Julia then sets the number of BLAS threads (6 in this case) which is passed in.

I know this workflow might be a little messy, but maybe there is just some extra flag I need to add? If not then perhaps I need to use the compute nodes, and if so I'm not sure how to change my submission script (using job arrays) so as to package things up properly into nodes (and benefit from memory locality). Thanks a lot for you assistance.

Best regards,

Jon Demidio (jde225)
mkandes commented 1 year ago
Jonathan

Have you tried affinity flags such as KMP_AFFINITY? Maybe try:

export KMP_AFFINITY=compact

and see how it does. Note that to some extent the performance on the shared nodes is beyond your control because it depends on what else is running on the node. It's possible there are other jobs on the same socket and maybe they are memory intensive and that impacts your job. So some variability in performance is to be expected on the "shared" partition.

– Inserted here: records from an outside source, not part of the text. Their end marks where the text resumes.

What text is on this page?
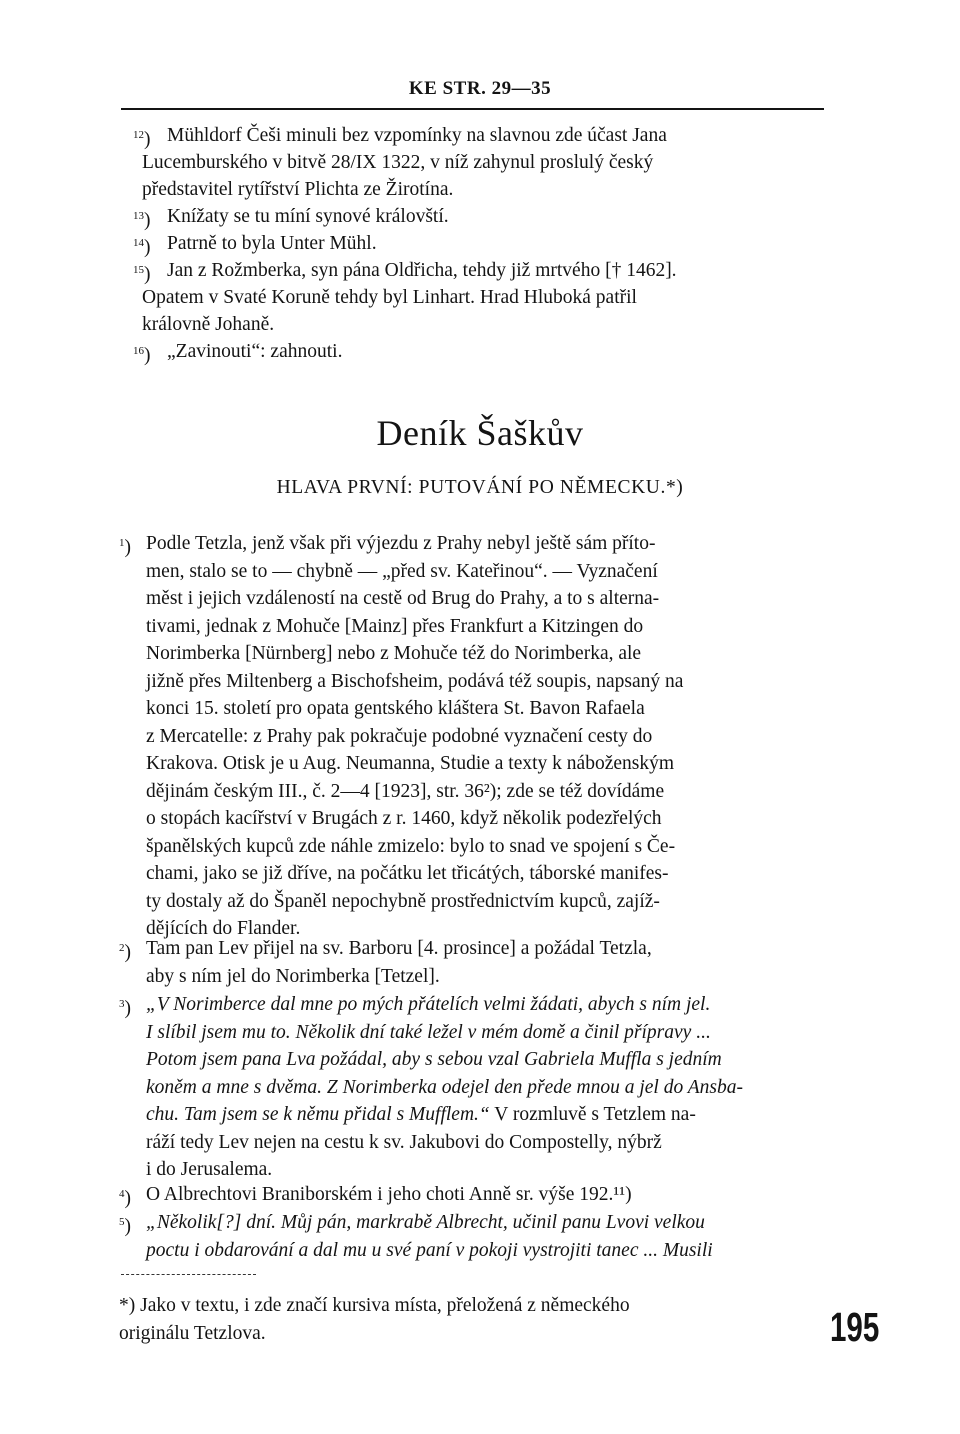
KE STR. 29—35
$^{12}$) Mühldorf Češi minuli bez vzpomínky na slavnou zde účast Jana
Lucemburského v bitvě 28/IX 1322, v níž zahynul proslulý český
představitel rytířství Plichta ze Žirotína.
$^{13}$) Knížaty se tu míní synové královští.
$^{14}$) Patrně to byla Unter Mühl.
$^{15}$) Jan z Rožmberka, syn pána Oldřicha, tehdy již mrtvého [† 1462].
Opatem v Svaté Koruně tehdy byl Linhart. Hrad Hluboká patřil
královně Johaně.
$^{16}$) „Zavinouti“: zahnouti.
Deník Šaškův
HLAVA PRVNÍ: PUTOVÁNÍ PO NĚMECKU.*)
$^1$) Podle Tetzla, jenž však při výjezdu z Prahy nebyl ještě sám příto-
men, stalo se to — chybně — „před sv. Kateřinou“. — Vyznačení
měst i jejich vzdáleností na cestě od Brug do Prahy, a to s alterna-
tivami, jednak z Mohuče [Mainz] přes Frankfurt a Kitzingen do
Norimberka [Nürnberg] nebo z Mohuče též do Norimberka, ale
jižně přes Miltenberg a Bischofsheim, podává též soupis, napsaný na
konci 15. století pro opata gentského kláštera St. Bavon Rafaela
z Mercatelle: z Prahy pak pokračuje podobné vyznačení cesty do
Krakova. Otisk je u Aug. Neumanna, Studie a texty k náboženským
dějinám českým III., č. 2—4 [1923], str. 36²); zde se též dovídáme
o stopách kacířství v Brugách z r. 1460, když několik podezřelých
španělských kupců zde náhle zmizelo: bylo to snad ve spojení s Če-
chami, jako se již dříve, na počátku let třicátých, táborské manifes-
ty dostaly až do Španěl nepochybně prostřednictvím kupců, zajíž-
dějících do Flander.
$^2$) Tam pan Lev přijel na sv. Barboru [4. prosince] a požádal Tetzla,
aby s ním jel do Norimberka [Tetzel].
$^3$) „V Norimberce dal mne po mých přátelích velmi žádati, abych s ním jel.
I slíbil jsem mu to. Několik dní také ležel v mém domě a činil přípravy ...
Potom jsem pana Lva požádal, aby s sebou vzal Gabriela Muffla s jedním
koněm a mne s dvěma. Z Norimberka odejel den přede mnou a jel do Ansba-
chu. Tam jsem se k němu přidal s Mufflem.“ V rozmluvě s Tetzlem na-
ráží tedy Lev nejen na cestu k sv. Jakubovi do Compostelly, nýbrž
i do Jerusalema.
$^4$) O Albrechtovi Braniborském i jeho choti Anně sr. výše 192.¹¹)
$^5$) „Několik[?] dní. Můj pán, markrabě Albrecht, učinil panu Lvovi velkou
poctu i obdarování a dal mu u své paní v pokoji vystrojiti tanec ... Musili
*) Jako v textu, i zde značí kursiva místa, přeložená z německého
originálu Tetzlova.	195
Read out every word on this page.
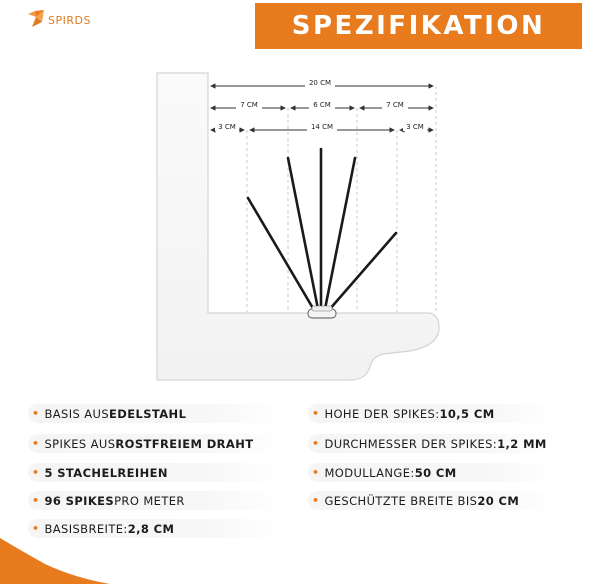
SPIRDS	SPEZIFIKATION
20 CM
7 CM	6 CM	7 CM
3 CM	14 CM	3 CM
• BASIS AUS EDELSTAHL
• SPIKES AUS ROSTFREIEM DRAHT
• 5 STACHELREIHEN
• 96 SPIKES PRO METER
• BASISBREITE: 2,8 CM
• HOHE DER SPIKES: 10,5 CM
• DURCHMESSER DER SPIKES: 1,2 MM
• MODULLANGE: 50 CM
• GESCHÜTZTE BREITE BIS 20 CM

How much variation are you seeing in performance and how far off is it from the expected performance?

Mahidhar
mkandes commented 1 year ago
Hello Mahidhar,

Thank you very much for your help. I tried this flag and it doesn't seem to work. When I don't try multithreading my runtimes are more or less consistent (it's hard to tell with the natural runtime variability of my program).

Now I have created the most basic stripped down version of my code, basically just a simple Julia code that does some matrix manipulations, and I am clearly seeing that I get no performance gain from multithreading. This even occurs when I submit to a compute node and exclusively request resources.

I can see that Julia 1.6 is using the MKL BLAS libraries, however the MKL Julia package is not installed. I'm not sure if this could cause some issue, but in any case it would be nice to have the latest version of Julia 1.7 installed, since this is the first version with the MKL package available. Would it be possible to install this software?

Thank you for your help.
Best,
Jon